Sunday, December 9, 2012


I once read that a dog will eat its owner if the owner dies in the home. Macabre, I know, but it got me thinking. 

So cute, yet somehow I think he
is planning my demise.


Beeker, literally eats everything. Just last week, Beeker pulled a diaper bag from the closet, dragged it into the hallway and tore through it. Consuming, two bags of fruit snacks (wrappers and all), an entire box of Annie's bunny cheese crackers and an unused disposable diaper. I'm sure you're thinking I should have rushed him to the vet. Hell no! The first few times he ate random shit from strange locations, we did but not anymore. Vets are obscenely expensive and ridiculously judgmental. "You have to be more responsible. Chocolate is poisonous to dogs. His nose wrinkle is filthy. You need to brush his teeth.  You owe us a thousand dollars for nose wrinkle cream." Blah, blah, blah. I totally should have gotten a cat. They're self cleaning. (But they have their own evil ways. I'll get to that later.)

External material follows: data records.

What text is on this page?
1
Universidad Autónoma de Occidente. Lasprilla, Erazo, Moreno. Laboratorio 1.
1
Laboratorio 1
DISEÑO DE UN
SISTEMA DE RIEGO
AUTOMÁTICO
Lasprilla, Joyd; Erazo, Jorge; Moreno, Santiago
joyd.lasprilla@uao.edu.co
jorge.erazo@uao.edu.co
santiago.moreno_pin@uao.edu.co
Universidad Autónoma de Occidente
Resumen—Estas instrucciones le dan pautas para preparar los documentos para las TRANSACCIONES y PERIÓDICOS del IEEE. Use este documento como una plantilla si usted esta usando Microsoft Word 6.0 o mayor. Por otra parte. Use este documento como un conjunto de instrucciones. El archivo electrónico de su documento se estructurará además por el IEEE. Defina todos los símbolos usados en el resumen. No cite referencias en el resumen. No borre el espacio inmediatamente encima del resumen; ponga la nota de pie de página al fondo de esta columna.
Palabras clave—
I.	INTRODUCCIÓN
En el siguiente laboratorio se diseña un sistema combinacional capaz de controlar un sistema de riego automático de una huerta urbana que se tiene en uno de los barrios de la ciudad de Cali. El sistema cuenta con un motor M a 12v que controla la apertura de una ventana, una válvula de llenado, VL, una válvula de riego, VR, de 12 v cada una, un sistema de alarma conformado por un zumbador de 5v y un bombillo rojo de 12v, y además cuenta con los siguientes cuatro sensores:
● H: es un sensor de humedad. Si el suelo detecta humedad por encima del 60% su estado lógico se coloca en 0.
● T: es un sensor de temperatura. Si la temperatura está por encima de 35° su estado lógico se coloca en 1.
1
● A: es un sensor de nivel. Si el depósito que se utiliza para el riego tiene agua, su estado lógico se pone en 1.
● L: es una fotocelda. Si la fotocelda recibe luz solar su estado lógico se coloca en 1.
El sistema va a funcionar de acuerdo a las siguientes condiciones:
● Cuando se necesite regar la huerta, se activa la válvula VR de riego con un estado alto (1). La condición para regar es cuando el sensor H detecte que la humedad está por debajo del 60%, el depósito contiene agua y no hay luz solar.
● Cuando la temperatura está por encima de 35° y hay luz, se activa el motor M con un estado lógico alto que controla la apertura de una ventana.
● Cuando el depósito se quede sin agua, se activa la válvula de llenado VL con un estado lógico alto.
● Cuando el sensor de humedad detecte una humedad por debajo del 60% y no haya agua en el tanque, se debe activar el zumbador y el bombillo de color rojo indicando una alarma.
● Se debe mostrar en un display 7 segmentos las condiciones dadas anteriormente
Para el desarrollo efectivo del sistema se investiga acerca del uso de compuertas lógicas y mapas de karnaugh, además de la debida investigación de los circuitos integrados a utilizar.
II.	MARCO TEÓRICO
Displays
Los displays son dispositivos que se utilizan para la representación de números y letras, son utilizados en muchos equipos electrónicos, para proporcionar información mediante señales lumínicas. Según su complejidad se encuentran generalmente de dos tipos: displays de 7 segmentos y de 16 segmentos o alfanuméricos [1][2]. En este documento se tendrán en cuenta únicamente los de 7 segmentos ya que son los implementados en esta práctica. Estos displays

After reading that dogs have no loyalty to anything but food, I kind of began to fear Beeker. I now sleep with my bedroom door closed because I have convinced myself that Beeker may eat me after a few hours of non-movement (i.e. in my sleep). I even wonder sometimes if he's plotting my death when his food is placed in his bowl a few minutes late.
The moral here is that Beeks only acts like he loves me and when he sleeps he dreams of eating me. (I used to think he dreamt of chasing squirrels and meeting other Pugs. So much for that.)



On to my thoughts about getting a sweet, biscuit making, sand pooping, self-cleaning cat. My friend, Kri has two cats. One is mildly normal and the other is the spawn of Satan. Not so much in that, "downright evil" way, but in a more conniving and "I'm gonna kill you secretly" way. I am pretty sure Oscar is plotting to kill her in her sleep. (Hopefully Oscar isn't cahoots with Beeker or she's definitely a goner.) Oscar wakes her at bizarre times, kneading her face (small paws make suffocation difficult), purring and meowing. He stares at her all hours of the day from weird locations in her house. She has even gone as far to refer to him as "the asshole", but like me, she loves that stupid little animal.


Only time will tell if Beeks will eat me or if Kri will be smothered by Oscar's paws. Either way, they're here to stay.  Coincidence that they both have smooshed faces?  I think not.